# Mitsubishi RPTV?



## the colors (Mar 28, 2008)

I just bought a 65inch rptv 120hz refresh rate and 3D ready 1080p with DLP. So does anyone have one of these and what do you think?


----------



## Wayne A. Pflughaupt (Apr 13, 2006)

Moving to Displays Forum...


----------



## lcaillo (May 2, 2006)

the colors said:


> I just bought a 65inch rptv 120hz refresh rate and 3D ready 1080p with DLP. So does anyone have one of these and what do you think?


You might want to post the model number. That dsecription could be one of many sets. Also, if you have a specific question or issue, you are more likely to get a good answer if your post and thread title are more targetted.

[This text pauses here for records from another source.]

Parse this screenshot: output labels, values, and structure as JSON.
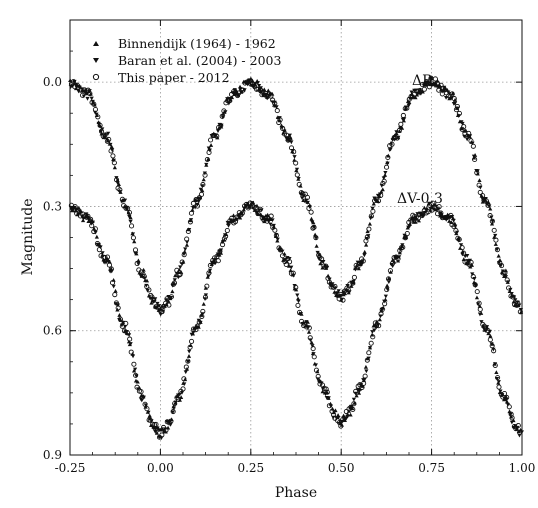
{
  "chart_data": {
    "type": "scatter",
    "title": "",
    "xlabel": "Phase",
    "ylabel": "Magnitude",
    "xlim": [
      -0.25,
      1.0
    ],
    "ylim": [
      0.9,
      -0.15
    ],
    "y_inverted": true,
    "grid": true,
    "grid_style": "dotted",
    "legend_position": "top-left",
    "x_ticks": [
      -0.25,
      0.0,
      0.25,
      0.5,
      0.75,
      1.0
    ],
    "x_tick_labels": [
      "-0.25",
      "0.00",
      "0.25",
      "0.50",
      "0.75",
      "1.00"
    ],
    "y_ticks": [
      0.0,
      0.3,
      0.6,
      0.9
    ],
    "y_tick_labels": [
      "0.0",
      "0.3",
      "0.6",
      "0.9"
    ],
    "series": [
      {
        "name": "Binnendijk (1964) - 1962",
        "marker": "triangle-up"
      },
      {
        "name": "Baran et al. (2004) - 2003",
        "marker": "triangle-down"
      },
      {
        "name": "This paper - 2012",
        "marker": "circle-open"
      }
    ],
    "curves": [
      {
        "label": "ΔB",
        "phase": [
          -0.25,
          -0.2,
          -0.15,
          -0.1,
          -0.05,
          -0.02,
          0.0,
          0.02,
          0.05,
          0.1,
          0.15,
          0.2,
          0.25,
          0.3,
          0.35,
          0.4,
          0.45,
          0.48,
          0.5,
          0.52,
          0.55,
          0.6,
          0.65,
          0.7,
          0.75,
          0.8,
          0.85,
          0.9,
          0.95,
          0.98,
          1.0
        ],
        "magnitude": [
          0.0,
          0.03,
          0.13,
          0.29,
          0.46,
          0.53,
          0.55,
          0.53,
          0.46,
          0.29,
          0.13,
          0.03,
          0.0,
          0.03,
          0.13,
          0.28,
          0.44,
          0.5,
          0.52,
          0.5,
          0.44,
          0.28,
          0.13,
          0.03,
          0.0,
          0.03,
          0.13,
          0.29,
          0.46,
          0.53,
          0.55
        ]
      },
      {
        "label": "ΔV-0.3",
        "phase": [
          -0.25,
          -0.2,
          -0.15,
          -0.1,
          -0.05,
          -0.02,
          0.0,
          0.02,
          0.05,
          0.1,
          0.15,
          0.2,
          0.25,
          0.3,
          0.35,
          0.4,
          0.45,
          0.48,
          0.5,
          0.52,
          0.55,
          0.6,
          0.65,
          0.7,
          0.75,
          0.8,
          0.85,
          0.9,
          0.95,
          0.98,
          1.0
        ],
        "magnitude": [
          0.3,
          0.33,
          0.43,
          0.59,
          0.76,
          0.83,
          0.85,
          0.83,
          0.76,
          0.59,
          0.43,
          0.33,
          0.3,
          0.33,
          0.43,
          0.58,
          0.74,
          0.8,
          0.82,
          0.8,
          0.74,
          0.58,
          0.43,
          0.33,
          0.3,
          0.33,
          0.43,
          0.59,
          0.76,
          0.83,
          0.85
        ]
      }
    ]
  },
  "colors": {
    "marker": "#111111",
    "grid": "#9a9a9a",
    "axis": "#111111",
    "background": "#ffffff"
  }
}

In general, the Mitsubishi DLP sets are a good value in terms of picture quality and size for the price.


----------



## the colors (Mar 28, 2008)

Thanks for the direction guys. The model # is WD-65737 and I was wondering how the bulb life is aprox. I have been building a movie room for the past 4years, kids keep draining my money.lol


----------



## lcaillo (May 2, 2006)

Are you sure about that model or is it a very new one? I am not aware of it, specifically. Most of the clients for a dealer that I service have typically averaged about 6-7000 hours on Mits RP lamps. I can vary greatly, however, with any lamp based product.


----------



## the colors (Mar 28, 2008)

Yup that is the correct model# and is a new unit. They made some changes with the lamp problems of past units so I have read,so I hope it lasts a bit. I think my set up will be the smallest here but the construction aspect the largest for what I had to do. The room is aprox 13x13. Love the site for all the ideas!


----------



## the colors (Mar 28, 2008)

Another question I have is about in wall speakers not high dollar ones but with good sound and a layout. Should I have to enclose them in the wall like a box because the basement walls are off the foundation about a foot so in wall speakers would need to be enclosed? Also could you give a link to a good speaker company that has them,thanks.


----------



## lcaillo (May 2, 2006)

I service lots of Mitsubishi and work part time for a dealer that sells lots, and I am not aware of any problems with lamps at all. What problems have you heard of and where?


----------



## the colors (Mar 28, 2008)

When I googled the tv I went to costumer reports and most said of the lamp not on this model but past one,some even saying they are lemons.Well I hope this wont be a problem.


----------



## the colors (Mar 28, 2008)

Well its been a while and just wanted to say I did not get that tv and now am going after a 55 samsung led set much much better quality.


----------



## lcaillo (May 2, 2006)

Ironic. Of all of the sets that I service, the lamps on the Mitsubishis have been the least problematic. The new sets even have a reduced price of $99 retail on the lamps. Mits has used Osram lamps from the start in their production DLP sets and the same lamps have been used in many other sets. They have been among the most reliable. 

The LED based sets still have some questions open regarding color reproduction and calibration, but should be relatively reliable.


----------



## Jungle Jack (Jul 28, 2009)

I would also recommend checking out Sony's last SXRD displays the KDS-A3000 series. Unlike prior generations, Optical Block issues have been massively reduced and they offer pretty much perfect color decoding out of the box.

They can be fairly easily found on Ebay and other resale sites for very good prices. I love mine.
Cheers,
JJ


----------